Milli Birlik Komitesi (MBK) üyesi Sıtkı Ulay anlatmıştı.
1961’in ekim ayı...
27 Mayıs yönetimi işbaşındaydı.
Seçimleri, devrilen DP’nin devamı sayılan partiler kazanmıştı.
Asker yeniden müdahale eğilimindeydi. Devreye İsmet Paşa girdi. Askerleri belli koşullarla siyasete karışmamaya ikna etti. Koşullardan biri, 27 Mayıs lideri Gürsel’in Köşk’e çıkmasıydı.
İşte o kritik günlerde bir isim adaylıkta ısrar etti:
Prof. Ali Fuat Başgil...
Başgil, eski DP’lilerin sevgi gösterileri arasında adaylığını açıklamaya Ankara’ya geldi. Başbakanlığa çağrıldı. Orada kendisini iki MBK üyesi bekliyordu.

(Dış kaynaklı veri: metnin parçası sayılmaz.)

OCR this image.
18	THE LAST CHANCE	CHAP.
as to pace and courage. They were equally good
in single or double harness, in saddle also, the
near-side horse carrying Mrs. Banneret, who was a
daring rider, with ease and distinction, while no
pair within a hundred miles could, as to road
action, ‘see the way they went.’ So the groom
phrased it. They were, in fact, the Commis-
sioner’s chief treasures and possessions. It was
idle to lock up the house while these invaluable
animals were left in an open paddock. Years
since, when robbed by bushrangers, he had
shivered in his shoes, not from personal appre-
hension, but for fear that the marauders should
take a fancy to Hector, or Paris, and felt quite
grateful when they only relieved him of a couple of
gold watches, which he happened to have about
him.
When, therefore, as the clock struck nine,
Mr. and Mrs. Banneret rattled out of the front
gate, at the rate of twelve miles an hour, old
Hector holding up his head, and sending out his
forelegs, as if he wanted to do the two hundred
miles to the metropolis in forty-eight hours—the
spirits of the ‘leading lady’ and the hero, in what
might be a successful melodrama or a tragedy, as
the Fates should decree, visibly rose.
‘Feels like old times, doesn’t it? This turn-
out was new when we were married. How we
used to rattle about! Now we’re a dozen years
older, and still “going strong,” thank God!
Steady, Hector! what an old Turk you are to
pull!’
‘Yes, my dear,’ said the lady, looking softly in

Sıtkı Ulay, lafı çevirmeden kendisine şöyle dedi:
“Hoca, bil ki sen cumhurbaşkanı olursan ne top atılır, ne tören yapılır. Senin cibin hazır. Koyacaklar seni bir cibe... Yukarıda bir yere götürecekler. Orada akıbetin meçhul. Belki Etlik’te mezarını bile hazırlamışlardır.”
Hoca, o gün adaylıktan vazgeçip Ankara’yı terk etti.